CHP’nin beş parti olarak girdiği seçimlerde aldığı oy sizi tatmin ediyorsa söyleyecek sözüm yok. Tüm ülke muhalefeti arkanızdayken alınan yüzde 47,8 size yeterli geliyorsa yine sözüm yok. Ama yüzde 25 oy almak, üflesen yıkılacak Erdoğanı yenememek bana yeterli gelmiyor, hatta hazmedemiyorum. Halen sizin yanınızda ‘Efendim tarihi bir oy aldık’ diyenleri dinlemeniz ve hatta ciddiye almanız beni çıldırtıyor.

Bu mektup size yazdığım son mektuptur.

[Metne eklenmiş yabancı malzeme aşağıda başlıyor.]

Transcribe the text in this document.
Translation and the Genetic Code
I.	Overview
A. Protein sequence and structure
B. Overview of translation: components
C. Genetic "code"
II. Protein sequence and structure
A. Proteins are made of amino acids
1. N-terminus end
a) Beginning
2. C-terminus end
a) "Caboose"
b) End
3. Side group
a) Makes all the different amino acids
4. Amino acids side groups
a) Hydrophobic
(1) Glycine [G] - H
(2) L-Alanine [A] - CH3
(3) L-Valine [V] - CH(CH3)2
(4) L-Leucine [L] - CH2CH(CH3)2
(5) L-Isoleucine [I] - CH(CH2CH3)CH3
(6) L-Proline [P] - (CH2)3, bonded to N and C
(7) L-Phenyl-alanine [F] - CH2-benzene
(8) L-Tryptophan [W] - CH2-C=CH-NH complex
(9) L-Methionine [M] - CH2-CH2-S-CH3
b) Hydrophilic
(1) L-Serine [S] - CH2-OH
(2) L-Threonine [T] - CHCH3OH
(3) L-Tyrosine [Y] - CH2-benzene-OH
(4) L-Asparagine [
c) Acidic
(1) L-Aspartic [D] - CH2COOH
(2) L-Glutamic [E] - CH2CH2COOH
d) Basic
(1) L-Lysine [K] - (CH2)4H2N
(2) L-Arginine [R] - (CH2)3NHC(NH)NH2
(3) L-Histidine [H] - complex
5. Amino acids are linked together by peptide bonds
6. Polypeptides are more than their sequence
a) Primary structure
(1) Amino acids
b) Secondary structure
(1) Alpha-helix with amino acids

Memleketinizi sevdiğinizi, çocuklarımızın geleceğini düşündüğünüzü biliyorum. Bu durumda, Türkiye’nin önünü açınız. Kongreler takvimini hemen başlatıp kurultayda aday olmayacağınızı açıklayınız. Bunu yaparsanız milyonların hayır duası ile birlikte tarihte saygın yerinizi alırsınız. Bu yönde bir açıklamanız yerel seçimler öncesi partilileri büyük ölçüde rahatlatır. Değişim heyecanı, mücadele ruhunu ve iradesini yeniden yüceltir.

Başta evladım dediğiniz, Sayın İmamoğlu dahil onlarca Genel Başkanlık yapabilecek CHP’li başarılı politikacılar olduğunu unutmayınız. Son birkaç yıldır, partimiz içinde söylemlerde Atatürkçülüğü, Türk milliyetçiliğini öne çıkarmak suç olmuş, partide nereden geldiği belli olmayan, sağdan soldan toplama yardakçıların ‘faşist’ suçlamalarının ana gerekçesi haline getirilmiştir.

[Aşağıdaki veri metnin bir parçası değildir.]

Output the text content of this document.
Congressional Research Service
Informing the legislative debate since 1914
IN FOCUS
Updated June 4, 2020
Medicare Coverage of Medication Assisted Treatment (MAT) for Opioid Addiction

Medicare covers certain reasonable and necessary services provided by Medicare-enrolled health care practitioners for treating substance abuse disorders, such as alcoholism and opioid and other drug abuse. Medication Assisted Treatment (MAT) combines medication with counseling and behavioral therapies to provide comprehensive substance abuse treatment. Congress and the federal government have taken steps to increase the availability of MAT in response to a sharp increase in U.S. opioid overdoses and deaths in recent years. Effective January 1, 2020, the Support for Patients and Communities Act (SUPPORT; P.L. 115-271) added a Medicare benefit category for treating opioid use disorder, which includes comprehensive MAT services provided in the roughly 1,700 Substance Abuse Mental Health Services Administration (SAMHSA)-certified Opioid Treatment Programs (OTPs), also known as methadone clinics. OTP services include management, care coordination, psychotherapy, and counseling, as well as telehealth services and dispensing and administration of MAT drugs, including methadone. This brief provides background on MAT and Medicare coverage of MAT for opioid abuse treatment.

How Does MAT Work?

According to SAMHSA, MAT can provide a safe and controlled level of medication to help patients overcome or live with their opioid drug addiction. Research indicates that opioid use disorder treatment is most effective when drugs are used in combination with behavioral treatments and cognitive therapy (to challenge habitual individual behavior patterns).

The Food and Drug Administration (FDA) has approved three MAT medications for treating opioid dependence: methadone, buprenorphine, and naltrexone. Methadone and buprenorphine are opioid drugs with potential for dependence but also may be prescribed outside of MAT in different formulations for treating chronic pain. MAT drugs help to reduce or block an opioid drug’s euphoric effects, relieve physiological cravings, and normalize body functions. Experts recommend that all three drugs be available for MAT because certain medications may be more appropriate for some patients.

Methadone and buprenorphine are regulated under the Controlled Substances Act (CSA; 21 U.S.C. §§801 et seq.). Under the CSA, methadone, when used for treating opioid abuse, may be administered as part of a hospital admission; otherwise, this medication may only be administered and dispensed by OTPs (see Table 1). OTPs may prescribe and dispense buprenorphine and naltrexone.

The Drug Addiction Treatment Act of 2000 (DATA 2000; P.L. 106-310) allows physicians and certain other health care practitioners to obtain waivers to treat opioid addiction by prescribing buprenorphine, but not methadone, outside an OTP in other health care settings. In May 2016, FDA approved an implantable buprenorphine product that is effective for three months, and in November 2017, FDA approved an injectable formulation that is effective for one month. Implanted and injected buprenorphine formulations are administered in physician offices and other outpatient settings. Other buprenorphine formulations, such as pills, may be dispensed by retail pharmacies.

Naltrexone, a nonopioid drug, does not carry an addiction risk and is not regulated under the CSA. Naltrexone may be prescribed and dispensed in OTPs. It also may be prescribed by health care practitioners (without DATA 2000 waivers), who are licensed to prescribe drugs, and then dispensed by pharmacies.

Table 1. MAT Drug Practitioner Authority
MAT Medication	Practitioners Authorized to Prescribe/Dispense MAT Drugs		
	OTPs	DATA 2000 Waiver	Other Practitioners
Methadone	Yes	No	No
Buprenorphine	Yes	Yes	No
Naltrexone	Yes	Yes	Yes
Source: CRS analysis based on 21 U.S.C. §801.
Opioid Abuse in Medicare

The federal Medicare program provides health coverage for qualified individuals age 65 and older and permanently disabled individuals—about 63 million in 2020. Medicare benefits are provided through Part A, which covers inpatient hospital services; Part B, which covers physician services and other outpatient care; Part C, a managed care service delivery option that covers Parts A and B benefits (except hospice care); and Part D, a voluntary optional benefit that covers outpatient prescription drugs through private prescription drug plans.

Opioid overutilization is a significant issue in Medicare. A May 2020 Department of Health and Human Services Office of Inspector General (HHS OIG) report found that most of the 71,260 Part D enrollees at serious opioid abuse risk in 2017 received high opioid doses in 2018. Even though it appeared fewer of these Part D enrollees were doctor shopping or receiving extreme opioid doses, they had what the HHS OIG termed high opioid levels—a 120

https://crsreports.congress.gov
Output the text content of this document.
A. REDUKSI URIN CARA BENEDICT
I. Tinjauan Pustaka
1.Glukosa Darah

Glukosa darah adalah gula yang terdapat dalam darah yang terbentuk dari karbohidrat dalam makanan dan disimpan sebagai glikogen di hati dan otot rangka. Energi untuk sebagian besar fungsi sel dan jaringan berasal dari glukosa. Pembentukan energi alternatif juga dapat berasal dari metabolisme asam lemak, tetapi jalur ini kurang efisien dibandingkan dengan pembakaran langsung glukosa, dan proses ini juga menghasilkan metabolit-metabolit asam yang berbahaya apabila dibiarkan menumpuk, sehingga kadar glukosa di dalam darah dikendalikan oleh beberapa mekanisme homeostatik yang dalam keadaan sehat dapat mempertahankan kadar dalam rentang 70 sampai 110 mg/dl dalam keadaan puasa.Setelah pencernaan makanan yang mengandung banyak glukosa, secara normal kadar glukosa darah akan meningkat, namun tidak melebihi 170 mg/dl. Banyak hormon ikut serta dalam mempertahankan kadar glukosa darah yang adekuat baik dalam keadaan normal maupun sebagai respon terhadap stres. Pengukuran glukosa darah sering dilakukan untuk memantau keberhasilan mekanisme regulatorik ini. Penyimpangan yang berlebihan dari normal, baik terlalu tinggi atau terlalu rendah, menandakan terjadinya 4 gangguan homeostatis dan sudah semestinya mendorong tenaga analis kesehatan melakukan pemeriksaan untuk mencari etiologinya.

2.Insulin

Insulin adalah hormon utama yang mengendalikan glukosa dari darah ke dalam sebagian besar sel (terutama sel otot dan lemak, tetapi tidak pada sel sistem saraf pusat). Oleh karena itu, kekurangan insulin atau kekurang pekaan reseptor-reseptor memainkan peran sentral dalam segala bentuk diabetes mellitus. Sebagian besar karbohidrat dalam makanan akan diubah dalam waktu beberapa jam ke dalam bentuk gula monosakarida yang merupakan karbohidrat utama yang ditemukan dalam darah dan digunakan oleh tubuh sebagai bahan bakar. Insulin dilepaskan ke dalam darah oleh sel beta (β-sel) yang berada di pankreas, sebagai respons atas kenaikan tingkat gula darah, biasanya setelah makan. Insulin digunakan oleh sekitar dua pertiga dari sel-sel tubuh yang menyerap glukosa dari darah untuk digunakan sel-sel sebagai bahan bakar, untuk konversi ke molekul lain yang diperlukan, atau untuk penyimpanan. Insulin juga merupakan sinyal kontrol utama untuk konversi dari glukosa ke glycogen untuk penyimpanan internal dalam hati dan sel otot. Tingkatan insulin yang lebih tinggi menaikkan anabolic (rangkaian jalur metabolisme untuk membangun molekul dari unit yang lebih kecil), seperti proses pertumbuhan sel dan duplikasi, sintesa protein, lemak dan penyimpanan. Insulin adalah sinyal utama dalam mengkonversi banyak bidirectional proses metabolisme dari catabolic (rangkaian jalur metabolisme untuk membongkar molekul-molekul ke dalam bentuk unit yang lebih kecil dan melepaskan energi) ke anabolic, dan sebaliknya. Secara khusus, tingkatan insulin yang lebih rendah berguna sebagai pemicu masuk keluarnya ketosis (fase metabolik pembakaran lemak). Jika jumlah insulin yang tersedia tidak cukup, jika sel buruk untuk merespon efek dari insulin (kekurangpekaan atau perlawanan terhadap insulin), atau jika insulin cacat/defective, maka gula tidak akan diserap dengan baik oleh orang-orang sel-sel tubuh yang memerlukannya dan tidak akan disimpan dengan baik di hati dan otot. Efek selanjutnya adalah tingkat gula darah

Biz devrimci bir partiyiz. Direnmemiz gerektiğinde direniriz. Değişim zamanı gelince değişim şart diyebilmeliyiz. Şimdi herkes başını kuma gömmüş bekliyor. Ben başımı kuma gömmüyorum. Başarısız olduk, değişim şart ve kral çıplak."

Tanju Özcan, basın toplantısında daha sonra şu açıklamayı yaptı:

“Genel başkanımızın bu mektuba vereceği cevabı merak ediyorum. Bu yazdığım mektup belki siyasi olarak bana çok zarar verecek, önemsemiyorum. İleride bu söylediklerimin değeri daha da öne çıkacak. Milyonlarca benim gibi düşünen insan olduğunu biliyorum. Sayın genel başkanımızı da güzelce emekli edip saygıyla kendisini uğurlayalım istiyorum.” 

Başkan Özcan, geçici ihraç cezasının bitmesine sayılı günler kala, mektup partiye dönüşünüzü zorlaştırır mı? şeklindeki soruya da şöyle cevap verdi:

“Onu ben bilmem. Benim sürem ayın 13’ünde doluyor. Ben bugüne kadar söylediklerimin arkasındayım, yaptıklarımın arkasındayım. Zaman zaman hatalarım oldu. Özür dilemekten çekinen bir siyasetçi de olmadım. Ama hep içten ve samimi konuştum. Bundan sonraki siyasi hayatım beni nereye götürürse oraya giderim. Eve gitmem gerekiyorsa evime dönerim. Başka bir hareket yapmam gerekiyorsa da onu yapmaktan çekinmem."